Final 450 challenging problems.
1. Longest consecutive subsequence
https://practice.geeksforgeeks.org/problems/longest-consecutive-subsequence2449/1
observation:
-> for every element I will check if the element-1 is present in the map
-> 2 cases:
if present:
means that current is not the first element
otherwise
current is the first element in the sequence.
-> if found as the first element, then we will check till what the consecutive is found, from element+1
->return the maximum.
Overall Tc: O(n), space: O(n).
2. Count More than n/k Occurences
https://practice.geeksforgeeks.org/problems/count-element-occurences/1#
Observation
-> potential element will be k-1
-> take an array of k-1 length which should have count and value info
-> for every element in arr[] maintain the k length array[Tc:O(n*k)]
two cases:
if the element in the k-1 length array is exceeding its length,
then decrement the count of every element in the k-1 length array and ignore the current element
otherwise
insert the element and update its count in the k-1 length array
->at the end, we will have all the potential k-1 or fewer elements from the original array
-> for every potential element we have to check for its count in the original array. [Tc:O(n*k)]

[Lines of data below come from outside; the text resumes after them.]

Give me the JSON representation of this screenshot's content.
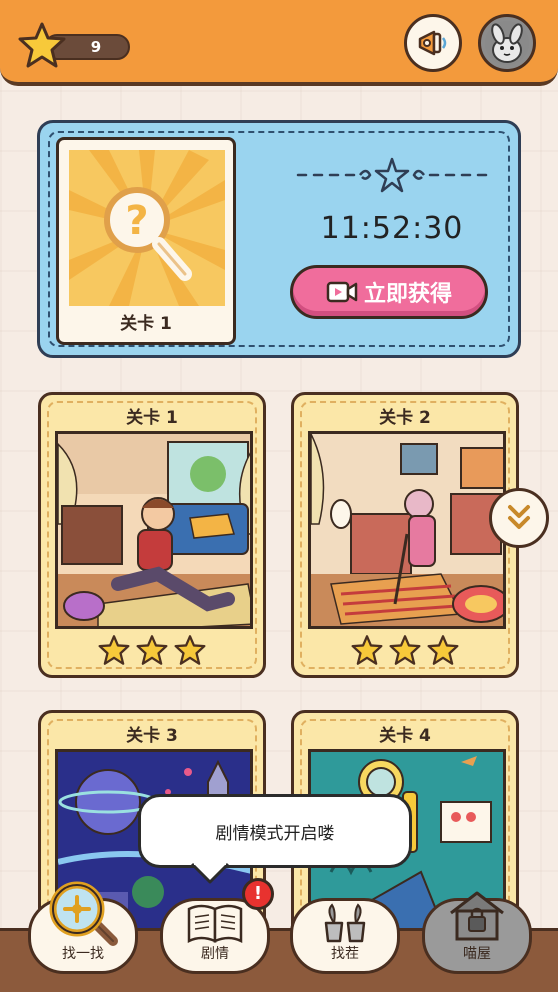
{
  "header": {
    "star_count": "9",
    "colors": {
      "bar": "#f39a3c",
      "star": "#f7c93a"
    }
  },
  "timed_level": {
    "card_label": "关卡 1",
    "countdown": "11:52:30",
    "button_label": "立即获得",
    "colors": {
      "panel": "#9ad4ef",
      "button": "#f06d9c"
    }
  },
  "levels": [
    {
      "title": "关卡 1",
      "stars": 3
    },
    {
      "title": "关卡 2",
      "stars": 3
    },
    {
      "title": "关卡 3"
    },
    {
      "title": "关卡 4"
    }
  ],
  "toast": {
    "text": "剧情模式开启喽"
  },
  "nav": {
    "items": [
      {
        "label": "找一找",
        "icon": "magnifier-icon"
      },
      {
        "label": "剧情",
        "icon": "book-icon",
        "badge": "!"
      },
      {
        "label": "找茬",
        "icon": "plant-pots-icon"
      },
      {
        "label": "喵屋",
        "icon": "locked-house-icon"
      }
    ]
  }
}
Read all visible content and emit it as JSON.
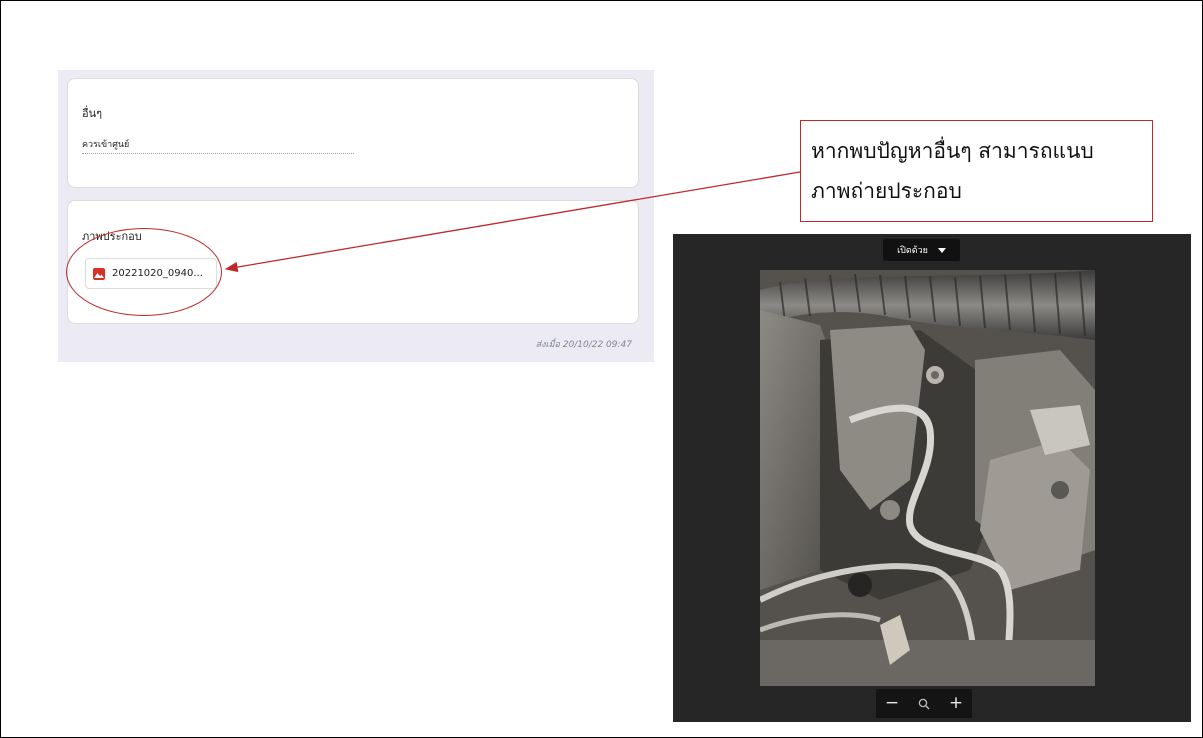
{
  "form": {
    "other_card": {
      "title": "อื่นๆ",
      "answer": "ควรเข้าศูนย์"
    },
    "image_card": {
      "title": "ภาพประกอบ",
      "file_name": "20221020_0940...",
      "file_icon": "image-file-icon"
    },
    "submitted_text": "ส่งเมื่อ 20/10/22 09:47"
  },
  "callout": {
    "line1": "หากพบปัญหาอื่นๆ สามารถแนบ",
    "line2": "ภาพถ่ายประกอบ"
  },
  "viewer": {
    "open_with_label": "เปิดด้วย",
    "zoom_out": "−",
    "zoom_icon": "magnifier-icon",
    "zoom_in": "+"
  },
  "colors": {
    "annotation_red": "#c0282a",
    "form_background": "#ecebf4",
    "viewer_background": "#262626"
  }
}
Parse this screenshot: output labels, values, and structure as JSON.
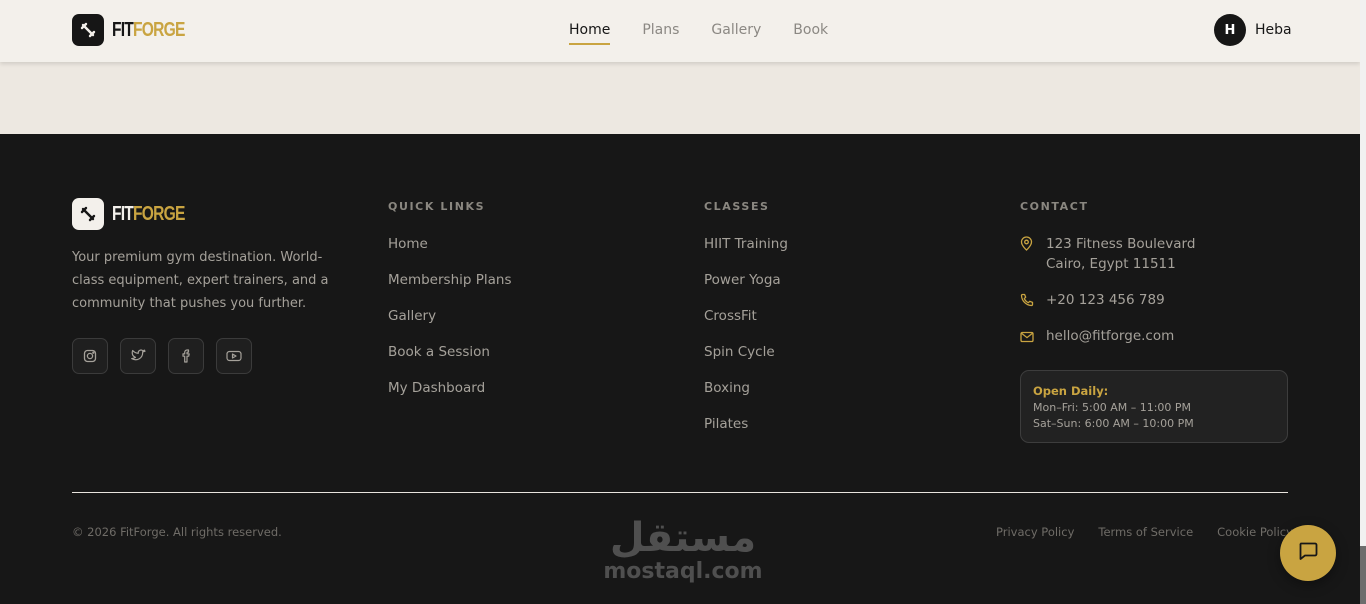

Overall Tc: O(n*k), space: O(k).
3. Maximum rectangular area in the histogram
https://practice.geeksforgeeks.org/problems/count-element-occurences/1#
Observation
-> Take a stack
-> in the beginning when the stack is empty simply push the first element from the array to the stack
-> After that, whenever you push any other element to the
stack, you had to make sure that the top element of the stack should be lesser than the current element.
-> If the top element is greater simply relax the stack by popping out the top element from the stack and also updating the max area while popping.
-> we can have a separate function for relaxing the stack, there we will give three parameters as input ie. the stack, array and the index element which we are considering.
->inside the function when we pop the top element from the stack, there arise two conditions:
-> stack is empty,
in this case, we will return the value of the current element times the width which is the index element that we have considered.
-> otherwise,
we will return the value of the current element times the which is (index considered -1 -top of the stack)
-> at the end, we will relax the stack by taking the considered
element as the length of the array.
Overall Tc: O(n), space: O(n).